Would you buy a scooter? Bird thinks so. The company is launching a new scooter that anyone can buy. The Bird One comes in black, white, and rose and is available on the company’s website for a whopping $1,300. It has a one-year warrantee and can be serviced through Bird’s centers.
The Bird One follows another scooter the company launched in April called Bird Zero. The scooter was introduced as a more robust version of its initial scooter, with weatherproof batteries and more durable parts. The company says it can last up to 10 months.
“Bird One builds on the benefits and learnings of Bird Zero and is forecasted to last in the sharing environment for well over a year. Given the excitement and demand for our next generation e-scooter, we are also making a limited supply of Bird Ones available to own. Now, whether you want to share, rent, or own, Bird provides an option for everyone,” CEO and founder Travis VanderZanden said in a prepared statement.
Bird now plans to phase out the NinebotES scooters on its platform. In the past, Bird has worked with both Xiaomi and Ninebot to source its scooters.
Bird One and Bird Zero are emerging amid questions about the company’s economics. Bird seems to have too closely hewed to the Silicon Valley adage fail fast. Its scooters were apparently failing too fast. According to city data from Louisville, KY, and an analysis by Quartz, Bird’s scooters had an average life span of less than a month. With its cheap rental rates, Bird appeared to be taking a big loss on its scooters. It’s no surprise the focus of both new scooters is longevity.
But this announcement isn’t just about long-lasting scooters; it’s about a business model expansion. Bird is now a vehicle manufacturer and seller. The move also allows it to get more scooters on the road even in undeveloped markets. Depending on whether there is demand for such a thing (Bird says that its own data indicates there is), scooter sales could be fairly lucrative for the company.
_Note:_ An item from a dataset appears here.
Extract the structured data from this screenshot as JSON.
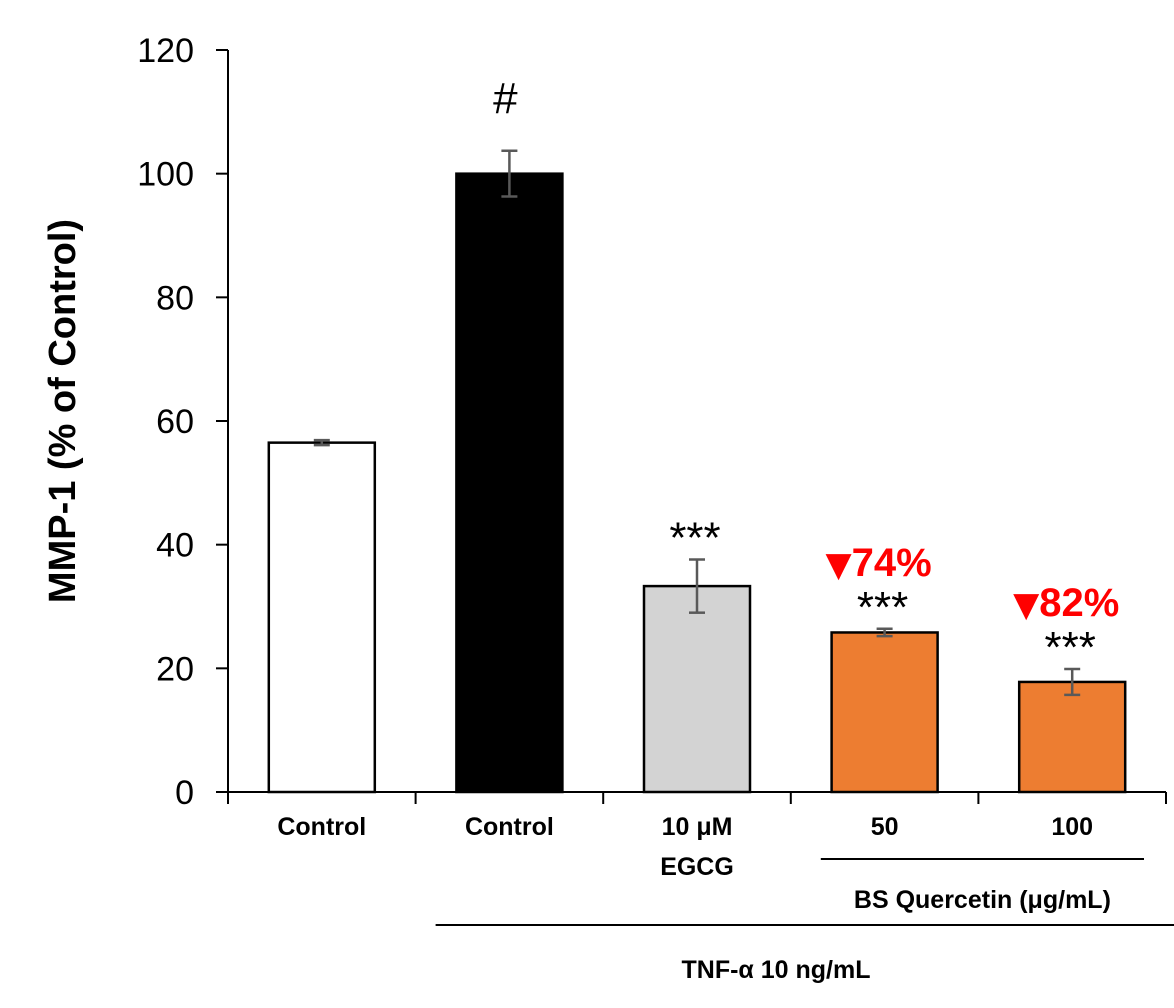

Already, Bird offers inspired entrepreneurs the opportunity to essentially franchise their own fleet of Bird scooters (in exchange for paying all the upfront costs to buy the scooters and paying Bird a 20% commission on rides).
Vandalism remains a dark stain on the scooter industry, and the threat of it might keep people from owning and renting out their scooters (not to mention the hefty price).
Correction: This post has been updated to clarify that the new scooters are only meant for personal use, not to be rented back on the platform.